Опубликовано в журнале Неприкосновенный запас, номер 5, 2007
Хочу поговорить с вами об одной книге. Но последующие строки — не рецензия, а, как говорится, “сообщение о существенном факте”. Факт же состоит в том, что в этом году издан труд под названием “Книга погромов”[1] — тысяча страниц, на которых опубликованы описания многочисленных погромов, имевших место в ходе Гражданской войны на территории юга России, а также нынешних Украины и Беларуси. Описания были составлены свидетелями событий, большинство из которых были потерпевшими, или на основании их опросов. Сбор свидетельств осуществляли несколько комиссий. У людей, собиравших эти показания, были конкретные цели — от возбуждения уголовных дел до организации помощи пострадавшим. Но сегодняшнему читателю становится видна куда более масштабная, экзистенциальная, историческая цель: не дать злу и злодейству, горю и страданию пройти незамеченными, оказаться забытыми. Материалы частично публиковались и в те годы, но в основном остались в архиве и вот теперь, почти через столетие, явлены нам.
Я хочу поделиться с вами несколькими мыслями, которые приходят при чтении этих страниц на ум тому, кому приходится заниматься социологическими исследованиями не истории, а современности, и проблемами не какой-либо одной этнической группы, а многонациональной страны.
На обложке книги — звезда Давида, внутри — очередные страницы истории евреев. Но издатели справедливо считают, что изданные документы относятся и к истории Гражданской войны в целом. Ведь погромы, как и прочие преступления тех лет, совершенные людьми против людей, это действия обоюдные. Удел жертв — гибель или мучения, но удел другой стороны — смертный грех. Документы свидетельствуют о том, что осознание этого так или иначе присутствовало. Власти (и “красные”, и “белые”, и иные) издавали приказы и постановления, запрещающие погромы как преступления, за которые предусмотрено наказание. Находились православные священнослужители, говорившие своим прихожанам о богопротивности участия в таких делах. Есть свидетельства о том, что сами участники насилий и убийств иногда ужасались тому, что творили. Описаны крестьяне, приезжавшие в города поучаствовать в погромах и грабежах, но потом старавшиеся в церкви очиститься от греха.

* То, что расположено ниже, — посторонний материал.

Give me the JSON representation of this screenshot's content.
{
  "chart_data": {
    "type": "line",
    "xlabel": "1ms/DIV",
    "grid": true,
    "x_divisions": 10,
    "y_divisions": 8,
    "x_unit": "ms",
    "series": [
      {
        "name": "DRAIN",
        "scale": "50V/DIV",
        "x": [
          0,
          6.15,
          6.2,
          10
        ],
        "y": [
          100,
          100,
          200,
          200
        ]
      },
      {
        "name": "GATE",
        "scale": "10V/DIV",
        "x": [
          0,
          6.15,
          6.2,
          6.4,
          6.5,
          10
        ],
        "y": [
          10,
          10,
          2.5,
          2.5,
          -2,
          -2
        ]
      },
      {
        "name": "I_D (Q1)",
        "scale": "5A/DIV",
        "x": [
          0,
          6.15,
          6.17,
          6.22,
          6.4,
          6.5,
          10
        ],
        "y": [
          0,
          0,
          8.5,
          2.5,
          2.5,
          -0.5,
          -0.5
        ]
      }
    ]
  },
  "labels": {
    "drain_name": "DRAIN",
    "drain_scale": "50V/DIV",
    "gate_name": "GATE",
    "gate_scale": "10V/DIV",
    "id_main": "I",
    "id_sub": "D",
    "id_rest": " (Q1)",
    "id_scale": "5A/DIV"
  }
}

Наконец, были погромщики, страшившиеся возмездия от мертвецов, от тех, кого они убили. Разумеется, все названное — исключения, правилом было массовое сознание/ощущение дозволенности и права на нарушение самых базовых законов и заповедей, что и сделало погромы массовым, а не исключительным феноменом в истории Гражданской войны. Но мне кажется важным указать на, скажем так, социальное подсознание греха.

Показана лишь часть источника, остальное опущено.